E completando a lista, alguns autores que pouco ou nada nos dizem hoje, como Amadeu de Queiroz (1873-1955), Afonso Schmidt (1890-1964), Peregrino Junior (1898-1983), Ernani Fornari (1899-1964) e Luis Jardim (1901-1987). Não é de estranhar, no entanto, a presença desses nomes, se lembrarmos o caráter abrangente do “círculo literário” que aceitou participar do inquérito da Revista Acadêmica, resultado seguido de perto por Barbosa e Cavalheiro. Só para termos uma idéia das ainda não muito claras referências do gosto estético vigente à época, tomemos a resposta do “Papa do Modernismo”, Mário de Andrade, ao questionário, coligida no número 38, de agosto de 1938, em que, fazendo mofa — “os dez melhores contos da literatura brasileira são, pelo menos, duas dúzias” —, cita, entre outros de sua preferência, contos de Roque Callage (1888-1931), Léo Vaz (1890-1973), Menotti del Picchia (1892-1961) e Prudente de Morais, Neto (1904-1977)[10].
A partir da década de 1950, as antologias de contos iriam ganhar fôlego e se multiplicar, defendendo posições de grupos, etnias, gêneros, até tornarem-se quase onipresentes, como nas estantes das livrarias nos dias de hoje. Para além de proporcionar ao público a possibilidade de tomar conhecimento das inclinações de vários autores num único livro — numa espécie de “degustação literária” que o encaminha para um banquete posterior —, esse tipo de livro continua sendo um dos mais importantes e eficazes meios de fazer política literária.
Notas
[1] Contos Brasileiros. Rio de Janeiro: Livraria Garnier, 1922.
[2] MICELI, Sérgio. Intelectuais à Brasileira. São Paulo: Companhia das Letras, 2001 (p. 159).
[3] Da edição não conta a data de publicação, mas sigo nota presente em: COUTINHO, Afrânio. SOUSA, J. Galante de. Enciclopédia de Literatura Brasileira. São Paulo/Rio de Janeiro: Global/Fundação Biblioteca Nacional/Academia Brasileira de Letras, 2001. (Volume I, p. 801). Há uma segunda edição, com o título O livro de bolso dos Contos Brasileiros (Rio de Janeiro: Edições de Ouro, 1964).

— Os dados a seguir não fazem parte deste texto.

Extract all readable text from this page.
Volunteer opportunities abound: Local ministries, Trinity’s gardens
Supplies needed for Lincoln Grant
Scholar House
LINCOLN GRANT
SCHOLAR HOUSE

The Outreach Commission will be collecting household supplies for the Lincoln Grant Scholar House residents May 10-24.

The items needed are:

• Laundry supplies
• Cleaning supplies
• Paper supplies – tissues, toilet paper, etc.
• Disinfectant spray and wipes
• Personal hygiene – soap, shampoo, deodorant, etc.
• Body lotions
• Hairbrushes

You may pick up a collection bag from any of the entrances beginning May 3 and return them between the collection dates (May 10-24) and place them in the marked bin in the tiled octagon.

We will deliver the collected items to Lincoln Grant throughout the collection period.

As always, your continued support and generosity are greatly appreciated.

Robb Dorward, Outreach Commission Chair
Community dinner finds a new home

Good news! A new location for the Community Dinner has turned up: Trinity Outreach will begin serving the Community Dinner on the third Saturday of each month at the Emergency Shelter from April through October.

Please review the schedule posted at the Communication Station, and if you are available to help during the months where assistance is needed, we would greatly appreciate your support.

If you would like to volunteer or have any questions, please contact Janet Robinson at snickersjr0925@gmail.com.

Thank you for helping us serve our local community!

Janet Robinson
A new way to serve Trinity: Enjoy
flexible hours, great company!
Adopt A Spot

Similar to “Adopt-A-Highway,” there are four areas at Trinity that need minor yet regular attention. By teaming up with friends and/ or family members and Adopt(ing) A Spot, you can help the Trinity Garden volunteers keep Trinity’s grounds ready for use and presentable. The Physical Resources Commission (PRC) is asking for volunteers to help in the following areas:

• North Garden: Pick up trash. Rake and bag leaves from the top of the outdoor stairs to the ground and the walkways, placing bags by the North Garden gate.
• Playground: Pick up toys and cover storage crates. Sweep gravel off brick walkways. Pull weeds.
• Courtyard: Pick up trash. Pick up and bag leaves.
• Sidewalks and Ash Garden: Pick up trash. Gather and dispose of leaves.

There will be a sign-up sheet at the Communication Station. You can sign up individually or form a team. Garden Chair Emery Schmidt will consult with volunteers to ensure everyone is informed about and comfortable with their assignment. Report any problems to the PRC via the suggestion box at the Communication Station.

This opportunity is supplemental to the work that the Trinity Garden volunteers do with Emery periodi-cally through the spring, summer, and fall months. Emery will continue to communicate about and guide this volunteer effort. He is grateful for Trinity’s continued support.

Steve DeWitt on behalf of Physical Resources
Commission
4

[4] Embora com toda razão o crítico Renato Cordeiro Gomes, em seu excelente ensaio João do Rio (Rio de Janeiro: Agir, 2005 – Coleção Nossos Clássicos), lembre o “quase esquecimento a que fora relegado” o autor, é interessante observar que, pelo menos até a década de 1950, inclusive, o nome de João do Rio aparece em quase todas as antologias.
[5] A bem da verdade, Valdomiro Silveira, publicando contos esparsos em jornais desde 1894, só terá sua obra editada em livro a partir de 1920, com Os Caboclos, seguido de Nas Serras e nas Furnas (1931), Mixuangos (1937) e Leréias (1945).
[6] Dirigida por Murilo Miranda (1912-1971), a Revista Acadêmica, fundada em 1933, tirou 70 números até 1945, e se transformou num bastião do Modernismo no Rio de Janeiro.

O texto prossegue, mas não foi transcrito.